II. Do Federalism Concerns Explain the Supreme Court’s Very Weak Enforcement of Constitutional Property Rights?
I also think that Hills is wrong in his empirical claim that federalism concerns explain the Supreme Court’s reluctance to protect property rights. As noted above, the same federalism concerns apply to federal judicial enforcement of many other rights against state governments. Yet the Court is far less reluctant to intervene against the states on those issues.
Moreover, the Supreme Court has taken exactly the same approach in property rights cases involving the federal government. Berman v. Parker – the first case in which the Supreme Court ruled that the Public Use Clause allows the government to condemn property for virtually any reason – involved a federal taking in the District of Columbia.
Finally, it’s worth noting that those Supreme Court judges least willing to enforce property rights have also been the ones most eager to endorse virtually unlimited federal power in cases such as Gonzales v. Raich. This suggests that their commitment to federalism is extremely limited at best.
In sum, bias against property rights, not commitment to federalism, explains the Court’s generally deferential posture in this field, which contrasts sharply with its much more aggressive approach in enforcing “noneconomic” constitutional rights.
III. Why Federalism Doesn’t Provide Reliable Protection for Property Rights.
Hills’ argument does raise an important question: is there a contradiction between my and many other property rights’ advocates support for decentralized federalism on the one hand, and our advocacy of strong federal judicial intervention to protect property rights on the other?
Perhaps we are just hypocritical. But I think there is good reason to be more suspicious of state and local policies on property rights than on many other issues. As I argued in a post explaining my (qualified) support for federalism, the system works best when citizens can “vote with their feet” to escape state and local governments with flawed or oppressive policies. Land, however, is immobile. If states abuse property rights in land, the owner can’t take the land with him and move it to another state.
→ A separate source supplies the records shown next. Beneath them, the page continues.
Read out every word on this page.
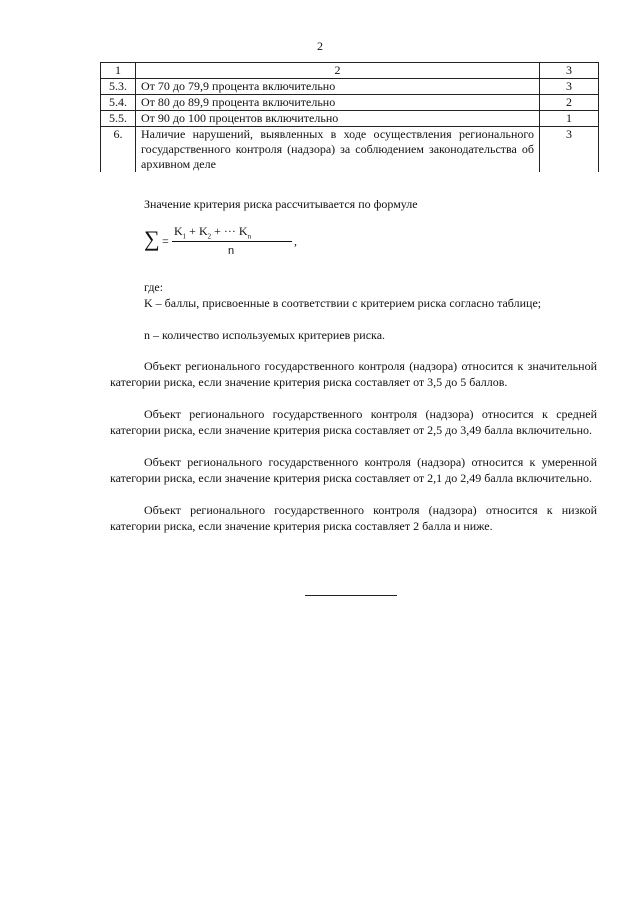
2
1	2	3
5.3.	От 70 до 79,9 процента включительно	3
5.4.	От 80 до 89,9 процента включительно	2
5.5.	От 90 до 100 процентов включительно	1
6.	Наличие нарушений, выявленных в ходе осуществления регионального государственного контроля (надзора) за соблюдением законодательства об архивном деле	3

Значение критерия риска рассчитывается по формуле

∑ =
$K_1 + K_2$ + ··· $K_n$
n
,

где:

K – баллы, присвоенные в соответствии с критерием риска согласно таблице;

n – количество используемых критериев риска.

Объект регионального государственного контроля (надзора) относится к значительной категории риска, если значение критерия риска составляет от 3,5 до 5 баллов.

Объект регионального государственного контроля (надзора) относится к средней категории риска, если значение критерия риска составляет от 2,5 до 3,49 балла включительно.

Объект регионального государственного контроля (надзора) относится к умеренной категории риска, если значение критерия риска составляет от 2,1 до 2,49 балла включительно.

Объект регионального государственного контроля (надзора) относится к низкой категории риска, если значение критерия риска составляет 2 балла и ниже.
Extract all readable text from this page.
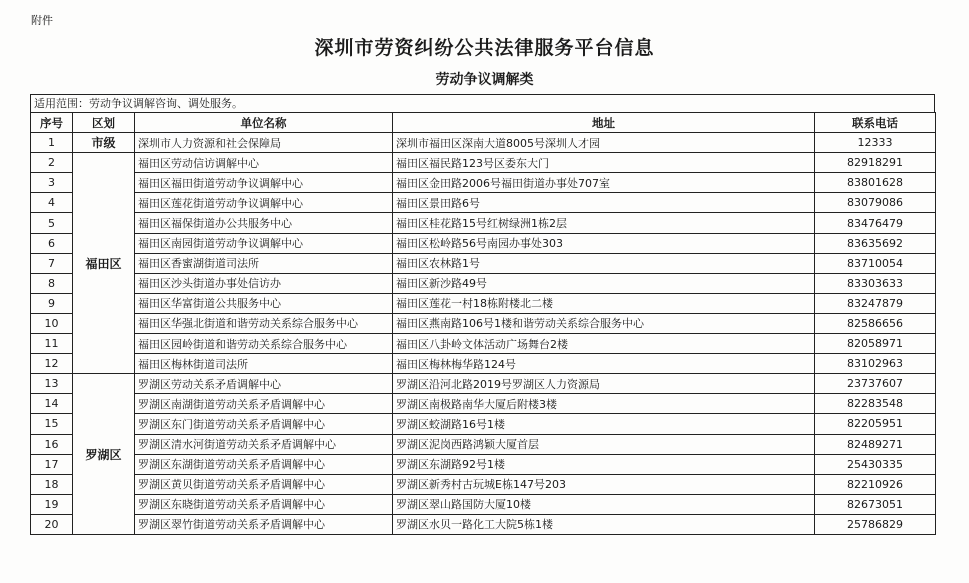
附件
深圳市劳资纠纷公共法律服务平台信息
劳动争议调解类
适用范围：劳动争议调解咨询、调处服务。
序号	区划	单位名称	地址	联系电话
1	市级	深圳市人力资源和社会保障局	深圳市福田区深南大道8005号深圳人才园	12333
2	福田区	福田区劳动信访调解中心	福田区福民路123号区委东大门	82918291
3		福田区福田街道劳动争议调解中心	福田区金田路2006号福田街道办事处707室	83801628
4		福田区莲花街道劳动争议调解中心	福田区景田路6号	83079086
5		福田区福保街道办公共服务中心	福田区桂花路15号红树绿洲1栋2层	83476479
6		福田区南园街道劳动争议调解中心	福田区松岭路56号南园办事处303	83635692
7		福田区香蜜湖街道司法所	福田区农林路1号	83710054
8		福田区沙头街道办事处信访办	福田区新沙路49号	83303633
9		福田区华富街道公共服务中心	福田区莲花一村18栋附楼北二楼	83247879
10		福田区华强北街道和谐劳动关系综合服务中心	福田区燕南路106号1楼和谐劳动关系综合服务中心	82586656
11		福田区园岭街道和谐劳动关系综合服务中心	福田区八卦岭文体活动广场舞台2楼	82058971
12		福田区梅林街道司法所	福田区梅林梅华路124号	83102963
13	罗湖区	罗湖区劳动关系矛盾调解中心	罗湖区沿河北路2019号罗湖区人力资源局	23737607
14		罗湖区南湖街道劳动关系矛盾调解中心	罗湖区南极路南华大厦后附楼3楼	82283548
15		罗湖区东门街道劳动关系矛盾调解中心	罗湖区蛟湖路16号1楼	82205951
16		罗湖区清水河街道劳动关系矛盾调解中心	罗湖区泥岗西路鸿颖大厦首层	82489271
17		罗湖区东湖街道劳动关系矛盾调解中心	罗湖区东湖路92号1楼	25430335
18		罗湖区黄贝街道劳动关系矛盾调解中心	罗湖区新秀村古玩城E栋147号203	82210926
19		罗湖区东晓街道劳动关系矛盾调解中心	罗湖区翠山路国防大厦10楼	82673051
20		罗湖区翠竹街道劳动关系矛盾调解中心	罗湖区水贝一路化工大院5栋1楼	25786829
Thus, federalism is much less effective in protecting land and other immobile assets from exploitation by state and local goverments than it is with respect to rights you can “take with you” when you move. I made this argument in greater detail in this article (pp. 221-23)
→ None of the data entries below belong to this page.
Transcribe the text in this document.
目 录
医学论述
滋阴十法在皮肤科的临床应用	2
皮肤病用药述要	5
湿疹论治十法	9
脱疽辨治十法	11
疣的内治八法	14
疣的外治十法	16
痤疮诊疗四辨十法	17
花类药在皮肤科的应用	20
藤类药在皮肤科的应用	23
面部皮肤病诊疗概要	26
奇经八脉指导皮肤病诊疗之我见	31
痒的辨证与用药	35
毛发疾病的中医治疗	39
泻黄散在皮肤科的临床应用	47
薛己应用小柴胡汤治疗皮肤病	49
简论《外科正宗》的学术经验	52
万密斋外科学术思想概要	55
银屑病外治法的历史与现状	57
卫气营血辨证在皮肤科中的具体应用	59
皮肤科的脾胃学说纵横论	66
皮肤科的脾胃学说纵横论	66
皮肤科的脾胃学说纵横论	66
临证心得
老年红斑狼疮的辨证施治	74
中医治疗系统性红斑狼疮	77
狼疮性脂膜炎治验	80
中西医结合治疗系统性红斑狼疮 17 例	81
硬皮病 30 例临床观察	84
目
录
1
This also suggests that we need not worry so much about state abuse of property rights in personal property, and I think that is indeed the case. State and local governments almost never condemn mobile property even when the law allows them do so. For example, the City of Oakland famously chose not to condemn the Raiders to prevent them from moving to Los Angeles, even though California courts ruled that it could. Local and state officials know that targeting mobile property is a losing proposition because the owners can so easily move it elsewhere.
Finally, I should note that my argument for federal judicial protection of immobile assets isn’t limited to property rights. For example, prisoners held in state prisons also can’t move elsewhere if state officials abuse their rights. This, in my view, strengthens the case for federal court enforcement of Eighth Amendment constraints on state penal systems.